Marxism
mailing list archive

Other Periods  | Other mailing lists  | Search  ]

Date:  [ Previous  | Next  ]      Thread:  [ Previous  | Next  ]      Index:  [ Author  | Date  | Thread  ]

Re: Oil



dms wrote:
I think it's amazing that we you can bring this up about coal and ignore
it's implications for your own arguments. Coal reserves left underground
and the decline in production of coal have nothing to do with the
"geological reserves" the pre-existing supply. It has everything to do
with the internal logic of capitalist production. A more profitable, cheaper
source, in production and use, was found, oil

That's economics, social logic. Not science.

However, the key to the substitution of oil for coal is not that it is cheap, but that it lends itself to mass transportation of the sort that revolutionized modern industry and warfare. A coal powered jet plane is not very feasible.

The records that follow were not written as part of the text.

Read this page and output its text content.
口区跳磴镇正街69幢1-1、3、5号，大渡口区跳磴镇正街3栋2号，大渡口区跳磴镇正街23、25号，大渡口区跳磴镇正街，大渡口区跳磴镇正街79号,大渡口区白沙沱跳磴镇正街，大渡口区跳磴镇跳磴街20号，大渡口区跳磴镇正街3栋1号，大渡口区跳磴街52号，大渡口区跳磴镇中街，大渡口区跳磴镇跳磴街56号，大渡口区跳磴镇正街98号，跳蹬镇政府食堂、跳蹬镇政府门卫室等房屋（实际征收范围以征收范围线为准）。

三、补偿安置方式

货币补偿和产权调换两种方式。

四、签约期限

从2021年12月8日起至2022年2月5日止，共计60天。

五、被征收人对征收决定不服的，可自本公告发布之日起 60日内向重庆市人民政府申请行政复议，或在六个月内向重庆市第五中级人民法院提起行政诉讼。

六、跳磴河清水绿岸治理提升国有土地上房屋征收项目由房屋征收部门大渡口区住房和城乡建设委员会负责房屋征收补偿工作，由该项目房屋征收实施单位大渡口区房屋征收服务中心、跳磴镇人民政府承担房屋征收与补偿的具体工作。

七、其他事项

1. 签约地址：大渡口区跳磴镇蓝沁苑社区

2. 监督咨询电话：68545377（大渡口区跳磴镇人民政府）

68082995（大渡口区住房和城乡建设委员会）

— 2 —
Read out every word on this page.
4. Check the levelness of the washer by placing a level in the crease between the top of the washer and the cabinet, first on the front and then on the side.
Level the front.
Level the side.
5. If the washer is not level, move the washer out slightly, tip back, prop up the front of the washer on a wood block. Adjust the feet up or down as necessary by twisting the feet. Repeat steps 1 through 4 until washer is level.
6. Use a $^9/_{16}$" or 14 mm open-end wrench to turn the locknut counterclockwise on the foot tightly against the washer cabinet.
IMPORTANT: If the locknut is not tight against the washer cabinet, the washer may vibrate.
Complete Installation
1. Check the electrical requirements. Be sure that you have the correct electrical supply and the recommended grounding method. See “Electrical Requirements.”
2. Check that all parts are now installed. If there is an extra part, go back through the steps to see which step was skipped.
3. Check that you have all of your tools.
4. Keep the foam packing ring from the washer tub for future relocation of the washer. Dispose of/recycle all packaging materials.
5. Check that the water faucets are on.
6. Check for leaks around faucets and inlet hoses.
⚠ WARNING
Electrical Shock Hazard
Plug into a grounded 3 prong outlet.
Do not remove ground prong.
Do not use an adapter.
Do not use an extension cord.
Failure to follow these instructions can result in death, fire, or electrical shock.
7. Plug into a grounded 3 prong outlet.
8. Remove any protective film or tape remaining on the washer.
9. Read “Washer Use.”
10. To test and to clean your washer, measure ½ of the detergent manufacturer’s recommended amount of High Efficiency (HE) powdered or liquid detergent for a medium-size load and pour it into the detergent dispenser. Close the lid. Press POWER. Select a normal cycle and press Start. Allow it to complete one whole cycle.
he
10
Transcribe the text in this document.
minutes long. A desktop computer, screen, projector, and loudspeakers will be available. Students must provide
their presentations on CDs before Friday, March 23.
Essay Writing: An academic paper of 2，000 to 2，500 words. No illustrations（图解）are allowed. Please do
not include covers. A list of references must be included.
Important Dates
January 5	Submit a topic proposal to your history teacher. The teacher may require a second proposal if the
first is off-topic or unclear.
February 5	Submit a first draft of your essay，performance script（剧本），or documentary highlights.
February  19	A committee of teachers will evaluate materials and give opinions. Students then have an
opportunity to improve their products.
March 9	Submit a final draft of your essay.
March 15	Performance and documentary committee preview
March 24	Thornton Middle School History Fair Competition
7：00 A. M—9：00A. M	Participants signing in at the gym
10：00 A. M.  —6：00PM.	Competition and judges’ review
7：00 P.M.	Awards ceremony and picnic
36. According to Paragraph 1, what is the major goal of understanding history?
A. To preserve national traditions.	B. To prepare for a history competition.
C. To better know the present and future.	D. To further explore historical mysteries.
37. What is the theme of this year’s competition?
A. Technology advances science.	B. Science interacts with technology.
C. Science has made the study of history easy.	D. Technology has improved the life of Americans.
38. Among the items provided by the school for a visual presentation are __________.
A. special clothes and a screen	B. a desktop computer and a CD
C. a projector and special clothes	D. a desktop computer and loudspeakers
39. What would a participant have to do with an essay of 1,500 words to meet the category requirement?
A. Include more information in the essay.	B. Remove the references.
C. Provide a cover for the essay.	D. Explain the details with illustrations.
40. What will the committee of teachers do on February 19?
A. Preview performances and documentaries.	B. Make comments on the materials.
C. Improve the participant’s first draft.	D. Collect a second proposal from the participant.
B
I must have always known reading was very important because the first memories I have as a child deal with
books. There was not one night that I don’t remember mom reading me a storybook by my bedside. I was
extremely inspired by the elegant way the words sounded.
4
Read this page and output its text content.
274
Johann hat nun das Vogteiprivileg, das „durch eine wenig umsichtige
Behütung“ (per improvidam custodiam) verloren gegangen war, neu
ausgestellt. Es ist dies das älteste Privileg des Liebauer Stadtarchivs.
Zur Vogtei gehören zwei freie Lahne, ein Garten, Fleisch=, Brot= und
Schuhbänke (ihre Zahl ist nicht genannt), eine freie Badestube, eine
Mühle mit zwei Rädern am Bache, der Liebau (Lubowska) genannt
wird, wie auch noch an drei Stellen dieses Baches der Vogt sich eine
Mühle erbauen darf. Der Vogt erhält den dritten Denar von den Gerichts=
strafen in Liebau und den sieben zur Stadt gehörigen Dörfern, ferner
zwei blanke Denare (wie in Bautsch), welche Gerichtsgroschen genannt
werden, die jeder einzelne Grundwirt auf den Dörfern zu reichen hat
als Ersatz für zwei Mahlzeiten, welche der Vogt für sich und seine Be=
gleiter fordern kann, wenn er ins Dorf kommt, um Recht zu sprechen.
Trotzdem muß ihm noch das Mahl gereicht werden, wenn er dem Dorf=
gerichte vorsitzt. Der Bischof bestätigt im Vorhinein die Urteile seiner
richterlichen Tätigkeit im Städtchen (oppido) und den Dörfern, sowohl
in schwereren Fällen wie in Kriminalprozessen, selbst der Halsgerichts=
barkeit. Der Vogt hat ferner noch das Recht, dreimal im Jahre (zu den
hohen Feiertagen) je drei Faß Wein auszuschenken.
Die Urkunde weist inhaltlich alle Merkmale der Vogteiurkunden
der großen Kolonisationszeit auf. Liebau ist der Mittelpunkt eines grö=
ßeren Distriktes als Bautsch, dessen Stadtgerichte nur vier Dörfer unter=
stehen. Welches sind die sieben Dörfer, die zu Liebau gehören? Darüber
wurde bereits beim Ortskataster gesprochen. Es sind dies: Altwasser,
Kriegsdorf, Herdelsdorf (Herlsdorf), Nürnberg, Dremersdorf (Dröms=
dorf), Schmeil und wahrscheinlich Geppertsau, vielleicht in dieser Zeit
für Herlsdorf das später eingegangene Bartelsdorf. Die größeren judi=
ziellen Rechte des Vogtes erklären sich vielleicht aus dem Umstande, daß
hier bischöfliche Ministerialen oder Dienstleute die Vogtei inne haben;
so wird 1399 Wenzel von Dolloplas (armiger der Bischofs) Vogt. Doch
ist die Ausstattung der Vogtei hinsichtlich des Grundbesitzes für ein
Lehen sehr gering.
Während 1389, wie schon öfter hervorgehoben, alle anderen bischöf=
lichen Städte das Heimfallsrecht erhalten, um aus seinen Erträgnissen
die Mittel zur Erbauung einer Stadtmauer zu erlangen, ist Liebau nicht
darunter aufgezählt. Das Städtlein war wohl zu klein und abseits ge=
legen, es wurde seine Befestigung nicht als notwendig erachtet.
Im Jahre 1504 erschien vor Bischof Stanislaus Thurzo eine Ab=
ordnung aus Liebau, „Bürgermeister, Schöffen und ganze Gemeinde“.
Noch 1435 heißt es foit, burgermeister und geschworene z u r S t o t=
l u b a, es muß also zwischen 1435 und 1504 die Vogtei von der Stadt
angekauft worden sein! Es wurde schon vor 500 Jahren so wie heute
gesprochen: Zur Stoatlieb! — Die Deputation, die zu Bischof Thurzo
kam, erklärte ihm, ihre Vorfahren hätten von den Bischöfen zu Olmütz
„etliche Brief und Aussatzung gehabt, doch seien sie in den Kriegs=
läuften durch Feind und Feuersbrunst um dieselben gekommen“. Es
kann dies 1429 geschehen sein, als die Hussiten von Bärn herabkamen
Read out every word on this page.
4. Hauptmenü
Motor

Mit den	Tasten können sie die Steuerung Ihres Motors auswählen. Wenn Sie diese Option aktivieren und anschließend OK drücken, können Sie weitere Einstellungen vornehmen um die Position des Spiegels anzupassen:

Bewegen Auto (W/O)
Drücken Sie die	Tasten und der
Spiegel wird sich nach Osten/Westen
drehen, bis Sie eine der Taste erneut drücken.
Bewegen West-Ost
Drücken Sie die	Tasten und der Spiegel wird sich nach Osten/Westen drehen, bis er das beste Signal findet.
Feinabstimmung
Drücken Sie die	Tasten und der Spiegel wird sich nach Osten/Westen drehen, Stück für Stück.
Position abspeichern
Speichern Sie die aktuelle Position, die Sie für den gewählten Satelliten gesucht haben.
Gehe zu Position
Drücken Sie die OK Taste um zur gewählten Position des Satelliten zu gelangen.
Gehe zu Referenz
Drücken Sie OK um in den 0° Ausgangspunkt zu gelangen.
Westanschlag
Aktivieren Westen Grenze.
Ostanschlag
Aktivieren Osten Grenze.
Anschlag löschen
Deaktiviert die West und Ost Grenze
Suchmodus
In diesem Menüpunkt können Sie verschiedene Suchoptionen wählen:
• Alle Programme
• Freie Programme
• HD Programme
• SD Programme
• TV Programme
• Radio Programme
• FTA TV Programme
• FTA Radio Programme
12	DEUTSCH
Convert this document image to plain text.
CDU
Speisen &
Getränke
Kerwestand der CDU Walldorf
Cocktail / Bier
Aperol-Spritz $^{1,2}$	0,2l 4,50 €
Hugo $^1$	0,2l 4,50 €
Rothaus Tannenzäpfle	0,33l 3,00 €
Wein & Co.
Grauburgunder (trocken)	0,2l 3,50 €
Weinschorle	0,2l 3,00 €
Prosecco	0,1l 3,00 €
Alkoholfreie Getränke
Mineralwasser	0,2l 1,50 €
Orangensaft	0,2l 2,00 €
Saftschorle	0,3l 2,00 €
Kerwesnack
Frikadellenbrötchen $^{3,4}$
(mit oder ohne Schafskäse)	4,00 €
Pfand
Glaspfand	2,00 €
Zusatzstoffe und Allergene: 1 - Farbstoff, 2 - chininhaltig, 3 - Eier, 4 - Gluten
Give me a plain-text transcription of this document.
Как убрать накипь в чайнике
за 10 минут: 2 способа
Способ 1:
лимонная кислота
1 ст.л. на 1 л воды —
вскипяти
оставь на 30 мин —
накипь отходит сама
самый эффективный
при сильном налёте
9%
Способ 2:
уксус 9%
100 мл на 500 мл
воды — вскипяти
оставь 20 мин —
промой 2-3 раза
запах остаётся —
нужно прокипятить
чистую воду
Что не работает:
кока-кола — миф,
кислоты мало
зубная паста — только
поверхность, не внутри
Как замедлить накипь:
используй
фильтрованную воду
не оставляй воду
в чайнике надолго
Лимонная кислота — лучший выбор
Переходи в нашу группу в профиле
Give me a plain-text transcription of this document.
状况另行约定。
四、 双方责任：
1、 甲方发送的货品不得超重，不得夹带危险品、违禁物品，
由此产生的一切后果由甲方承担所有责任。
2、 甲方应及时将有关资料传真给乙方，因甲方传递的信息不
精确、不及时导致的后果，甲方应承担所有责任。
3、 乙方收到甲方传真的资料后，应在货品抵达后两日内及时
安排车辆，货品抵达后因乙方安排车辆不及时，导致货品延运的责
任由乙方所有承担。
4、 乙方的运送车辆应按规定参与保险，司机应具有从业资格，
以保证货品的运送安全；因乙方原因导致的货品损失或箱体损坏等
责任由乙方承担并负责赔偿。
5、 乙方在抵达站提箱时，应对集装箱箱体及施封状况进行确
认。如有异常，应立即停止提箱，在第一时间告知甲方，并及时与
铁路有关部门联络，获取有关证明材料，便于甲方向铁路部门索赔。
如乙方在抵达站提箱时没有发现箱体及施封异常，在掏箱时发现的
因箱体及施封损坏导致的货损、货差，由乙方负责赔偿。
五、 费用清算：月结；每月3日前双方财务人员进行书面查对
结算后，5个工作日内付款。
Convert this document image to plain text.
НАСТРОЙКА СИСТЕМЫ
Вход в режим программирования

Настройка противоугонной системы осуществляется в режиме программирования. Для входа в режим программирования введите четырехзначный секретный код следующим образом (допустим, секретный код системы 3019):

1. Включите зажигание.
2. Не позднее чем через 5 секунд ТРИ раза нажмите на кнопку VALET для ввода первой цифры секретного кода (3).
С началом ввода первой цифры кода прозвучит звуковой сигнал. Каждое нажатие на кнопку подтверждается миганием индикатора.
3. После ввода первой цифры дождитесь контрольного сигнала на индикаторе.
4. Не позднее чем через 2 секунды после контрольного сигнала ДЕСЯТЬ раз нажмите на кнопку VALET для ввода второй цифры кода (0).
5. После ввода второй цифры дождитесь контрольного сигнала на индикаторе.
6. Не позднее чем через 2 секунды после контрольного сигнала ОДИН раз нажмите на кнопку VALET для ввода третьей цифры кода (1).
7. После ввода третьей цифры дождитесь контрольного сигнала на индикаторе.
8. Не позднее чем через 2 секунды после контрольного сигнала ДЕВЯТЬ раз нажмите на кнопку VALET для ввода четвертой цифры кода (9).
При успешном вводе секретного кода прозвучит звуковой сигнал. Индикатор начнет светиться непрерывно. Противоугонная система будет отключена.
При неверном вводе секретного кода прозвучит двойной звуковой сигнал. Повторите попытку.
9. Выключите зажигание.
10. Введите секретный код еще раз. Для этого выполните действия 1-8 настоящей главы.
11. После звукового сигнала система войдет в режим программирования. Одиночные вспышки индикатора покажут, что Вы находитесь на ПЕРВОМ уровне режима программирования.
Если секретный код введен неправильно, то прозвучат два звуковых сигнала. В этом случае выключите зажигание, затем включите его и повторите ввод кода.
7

What is missing entirely from DMS's calculations is the *use value* of oil, which far transcends its value as a commodity. In the latest issue of Monthly Review (http://www.monthlyreview.org), which is devoted to papers presented at a conference on imperialism in honor of Harry Magdoff, there is one titled "The New Geopolitics" by Michael Klare, who is something of an expert on the relationship between oil and imperialism. He calls attention to the importance of oil as a sine qua non for military and industrial hegemony. Whether the price of oil is going up this year or next would shrink in importance compared to the following considerations:

The war against Iraq was intended to provide the United States with a dominant position in the Persian Gulf region, and to serve as a springboard for further conquests and assertion of power in the region. It was aimed as much, if not more, at China, Russia, and Europe as at Syria or Iran. It is part of a larger process of asserting dominant U.S. power in south-central Eurasia, in the very heartland of this mega-continent.

But why specifically the Persian Gulf/Caspian Sea area, and why now? In part, this is so because this is where most of the world’s remaining oil is located—approximately 70 percent of known petroleum reserves. And you have to think of oil not just as a source of fuel—although that’s very important—but as a source of power. As U.S. strategists see it, whoever controls Persian Gulf oil controls the world’s economy and, therefore, has the ultimate lever over all competing powers.

In September 1990, then Secretary of Defense Dick Cheney told the Senate Armed Services Committee that Saddam Hussein would acquire a “stranglehold” over the U.S. and world economy if he captured Saudi Arabia’s oilfields along with those of Kuwait. This was the main reason, he testified, why the United States must send troops to the area and repel Hussein’s forces. He used much the same language in a speech last August to the Veterans of Foreign Wars. I believe that in his mind it is clear that the United States must retain a stranglehold on the world economy by controlling this area. This is just as important, in the administration’s view, as retaining America’s advantage in military technology.

Ten years from now, China is expected to be totally dependent on the Persian Gulf and the Caspian Sea area for the oil it will need to sustain its economic growth. Europe, Japan, and South Korea will be in much the same position. Control over the oil spigot may be a somewhat cartoonish image, but it is an image that has motivated U.S. policy since the end of the Cold War and has gained even more prominence in the Bush-Cheney administration.

This region is also the only area in the world where the interests of the putative great powers collide. In the hotly-contested Caspian Sea area, Russia is an expanding power, China is an expanding power, and the United States is an expanding power. There is no other place in the world like this. They are struggling with one another consciously and actively. The Bush administration is determined to dominate this area and to subordinate these two potential challengers and prevent them from forming a common front against the United States. (For more on the emerging power struggle in the Caspian Sea basin, see my Resource Wars: The New Landscape of Global Conflict [Henry Holt/Metropolitan, 2001].)